At the centre, the liberal intellectuals in the Popular Front, once again in charge, proved incapable of holding these forces of mutual destruction in check. Warnings came that right-wing army officers were planning another coup, but almost no counter measures were taken, ministers refusing to arm the people whose votes had given them power, but whose radicalism they feared. As a precaution they removed from Madrid those generals most suspected of plotting against the government and sent them to the outer regions. Franco, famous for his repression of the left-wing rebellion in Asturias eighteen months earlier, was packed off to the Canaries, General Manuel Goded went to the Balearic Islands, while General Emilio Mola was sent to Pamplona in the north. Sanjurjo, now out of prison, was in exile in Portugal.

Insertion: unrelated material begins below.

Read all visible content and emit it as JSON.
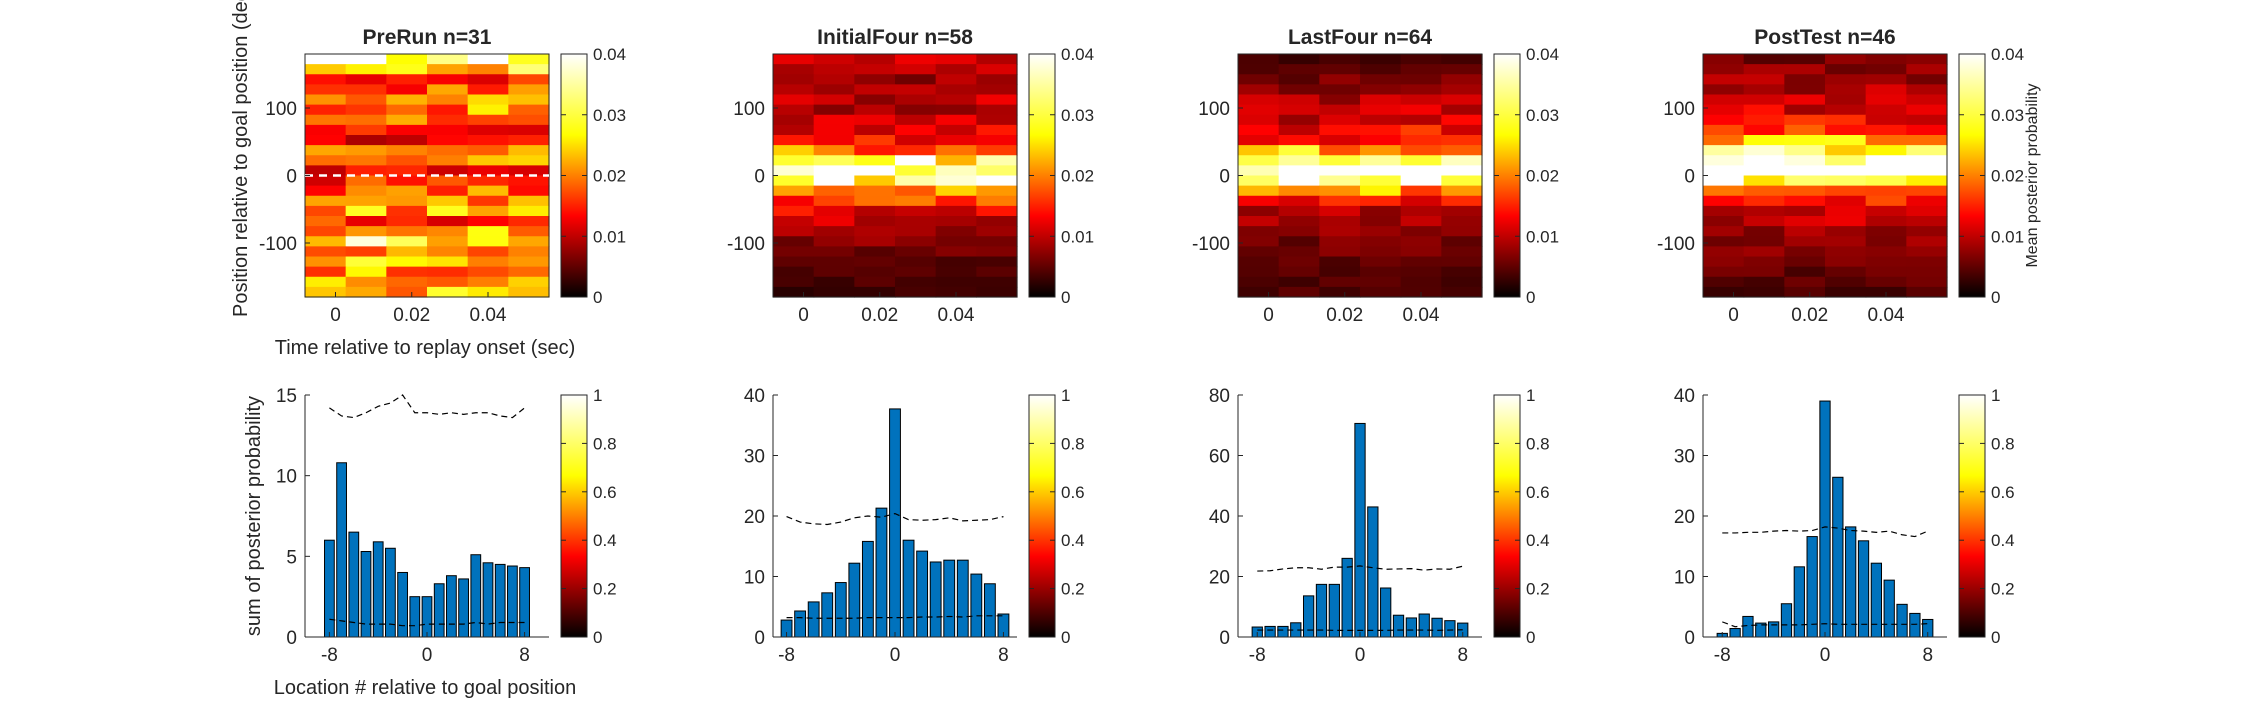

Mola’s forced move to Pamplona was a godsend for the plotters. This tall, bespectacled general now became the mastermind of the coming coup from the centre of a highly Catholic, conservative part of the country, and was nicknamed el Director. Secret plans were drawn up for the army to rise simultaneously across Spain and Spanish Morocco, thus delivering a knockout blow against the government and preventing what was seen as an otherwise inevitable Bolshevik revolution. The key was to be the use of extreme violence. ‘We must sow terror,’ Mola insisted to his co-conspirators. ‘We must give the sense of domination by eliminating all those who do not think like us, without scruples or hesitation.’1
On 7 July the annual San Fermín bull-running fiesta took place in Pamplona. Mola used the holiday to organize a clandestine meeting with the other plotters. They had to move fast or the government would eventually smoke them out. But there were problems: the local conservatives of Pamplona, the Requetés, were demanding more concessions for their pet causes; others were urging caution. Franco sent a telegram from the Canary Islands saying the time still wasn’t right. Mola was furious. Franco was an important figure, a well-respected soldier, and would be a key factor in the success of the coup. Mola decided to carry on regardless.
Two things would work in his favour. In Madrid, Prime Minister Casares Quiroga studiously ignored the barrage of warnings about the coming disaster, like a Cassandra figure in reverse. And then, on 13 July, José Calvo Sotelo was shot dead in a police lorry.
At once all the doubts and calls for caution were silenced. Policemen had murdered a leading politician on the Right. No further justification was needed for a coup. Franco telegrammed again from the Canaries. This time, he was on board.
The rebellion was set for 18 July at five o’clock in the afternoon, just after siesta time. The starting point was to be the home of the Army of Africa – the Spanish Protectorate in Morocco.